La naturaleza del símbolo -esa forma en que las cosas se cargan de sentido-, en el ecosistema digital contemporáneo, se ha invertido. Las redes sociales ya no permiten que el lenguaje simbolice: lo aplanan. En lugar de orientar, lo reproducen, lo viralizan y lo vuelven mercancía. En este sistema, lo que tiene más alcance no es lo más profundo, ni siquiera lo más llamativo, sino lo que genera más reacciones. La viralización sustituye, actualmente, al valor simbólico. En la automatización algorítmica del lenguaje, ya no somos emisores ni receptores, sino usuarios: productores involuntarios de contenido que circula sin anclarse, es decir, sin espesor simbólico.
“En la automatización algorítmica del lenguaje, ya no somos emisores ni receptores, sino usuarios: productores involuntarios de contenido que circula sin anclarse, es decir, sin espesor simbólico”.

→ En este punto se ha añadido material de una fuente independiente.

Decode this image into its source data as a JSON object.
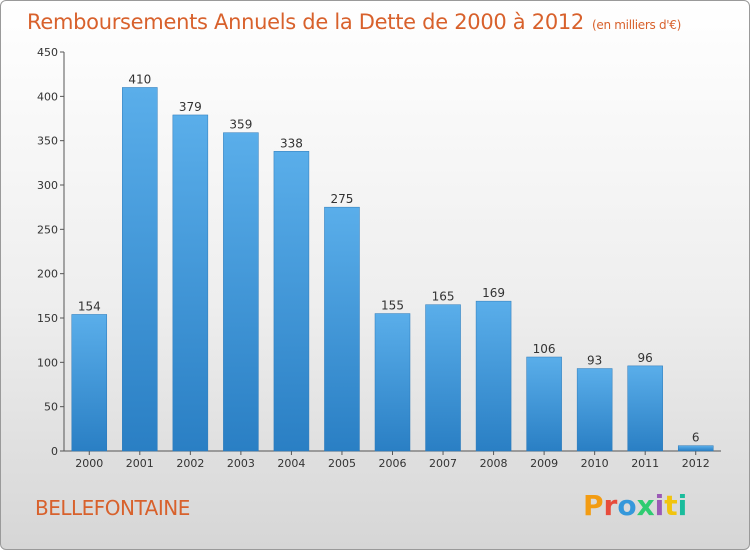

¿Podemos seguir hablando de símbolos si estos han perdido su anclaje en lo representado? Si ya no remiten a nada superior, ¿no son apenas formas huecas? Foucault sostenía que el discurso es aquello por lo cual se lucha. Pero, ¿qué es un discurso si pierde su capacidad simbólica? ¿Qué sucede cuando el lenguaje ya no organiza la experiencia, sino que apenas la fragmenta en piezas monetizables? Lo simbólico ha sido reemplazado por lo inmediato.
La humanidad atravesó al menos tres grandes revoluciones en su modo de comunicar: la escritura, la imprenta, y ahora, las redes sociales e inteligencias artificiales. El símbolo, entonces, ya no busca elevarnos: nos entretiene. No orienta ni conecta: distrae. Lo simbólico, en vez de abrir un sentido profundo, se reduce a una reacción. Y en esa transformación —gradual y silenciosa— algo se va perdiendo. Y si esta pérdida se constituye como estructura, quizás ya no deberíamos preguntarnos qué clase de mundo estamos construyendo; tal vez la cuestión sea otra: ¿seremos capaces de encontrar un sentido para habitarlo?